I just returned from a board meeting that was challenging. It was challenging both in the issues that were being debated, but also in the behavior of one participant. I’ve been in hundreds of meetings like it, and it makes me want to scream.
I love challenging subject matter. Nothing is more fun than a group of bright people exploring complex issues and trying to come to a reasonable decision. Even when the momentum is going against my position, it’s a treat to have the insights of others, and to work with the group dynamics to make progress on tough issues. But the whole thing can go down the tubes through the efforts of just one person.
I’m a “glass half-full” kind of person. I tend to be optimistic about things, tend to try to find the best in others, and tend to think everything will work out for the best. But I have just as much respect for people who are “glass half-empty” kinds of people. They tend to think things won’t work and that everyone is out to screw you. Most of the ones I know are lawyers… Generally, these people make a great match for people like me. Together, we tend to find a reasonable middle groud — with the optimism to get it done, and the caution not to do something stupid in the process.
Then there are the “empty glass” people. You know these people, they can’t imagine how or why it will work, don’t understand why we’d even consider doing that, and generally find fault in everything. They want to think they are just cautious, glass half-empty people, but their glass is bone dry. I’m sure there are people at the other end of the spectrum, who are encouragably optimistic, I just don’t see them in business meetings that often.

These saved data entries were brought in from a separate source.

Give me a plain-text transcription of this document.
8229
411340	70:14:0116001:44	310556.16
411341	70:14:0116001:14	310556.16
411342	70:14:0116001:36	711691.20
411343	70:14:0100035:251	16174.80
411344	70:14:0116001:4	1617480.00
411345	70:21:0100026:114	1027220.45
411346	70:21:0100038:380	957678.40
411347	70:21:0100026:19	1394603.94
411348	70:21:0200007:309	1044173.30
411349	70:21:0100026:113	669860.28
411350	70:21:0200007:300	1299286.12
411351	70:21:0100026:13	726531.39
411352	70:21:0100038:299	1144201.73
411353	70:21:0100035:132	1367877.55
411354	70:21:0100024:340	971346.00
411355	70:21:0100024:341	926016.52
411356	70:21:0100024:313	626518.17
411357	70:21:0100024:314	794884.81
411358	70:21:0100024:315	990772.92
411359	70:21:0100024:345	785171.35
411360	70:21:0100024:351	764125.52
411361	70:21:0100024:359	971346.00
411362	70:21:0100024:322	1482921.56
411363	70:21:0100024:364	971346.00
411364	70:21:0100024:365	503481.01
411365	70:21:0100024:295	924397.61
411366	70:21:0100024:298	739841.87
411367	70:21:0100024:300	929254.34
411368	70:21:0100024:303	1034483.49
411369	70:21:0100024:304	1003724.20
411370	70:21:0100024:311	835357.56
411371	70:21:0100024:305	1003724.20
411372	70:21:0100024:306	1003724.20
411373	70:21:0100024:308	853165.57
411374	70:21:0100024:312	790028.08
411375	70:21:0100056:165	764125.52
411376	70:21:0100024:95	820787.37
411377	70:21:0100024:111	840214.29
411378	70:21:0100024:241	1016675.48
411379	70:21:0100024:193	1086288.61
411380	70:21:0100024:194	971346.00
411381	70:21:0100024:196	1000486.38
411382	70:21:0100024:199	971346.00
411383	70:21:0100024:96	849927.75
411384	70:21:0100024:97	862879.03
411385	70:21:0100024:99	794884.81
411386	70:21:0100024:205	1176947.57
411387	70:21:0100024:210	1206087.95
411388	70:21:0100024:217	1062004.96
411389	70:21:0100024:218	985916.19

When the empty glass people are in your meeting, you can spot them immediately. They second-guess everything, and nothing is ever right — even the coffee. Beyond being just being another person to sway in the meeting, these people are more incidious. They sap everyone’s energy, and end up sucking the life out of the group. The optimists have to fight against an unreasonable position, and the pessimists find themselves having to defend the reasonable glass half-empty perspective, lest it be sucked entirely down the drain.
In my board meeting, the empty glass person was relentless. She kept at it, with all her weapons. She countered every comment, saw nothing positive in anything, and scoffed at reasonable attempts at compromise. She, simply, made a fool of herself.
So, what do you do about them? Well, if you are leader, it’s simple: just don’t invite them. Avoid the risk and pain of having these people torpedo your meeting, and keep them off the roster. Just like a bad employee, the whole organization will be better off if you just cut your losses early.
If you are unfortunate enough to merely be stuck in a meeting with one of these people, there’s little you can do. Try to make them see reason, toss up arguments to combat their negativism. But it usually doesn’t work.
So I go back to the lessons I learned from child-rearing. More often than not, I find that ignoring them works. If the rest of the meeting participants follow suit, they grow weary of pushing the rock up the hill, and stop. With any luck, they will get so tired of it, they will decline the next meeting invite, and everyone will be better off.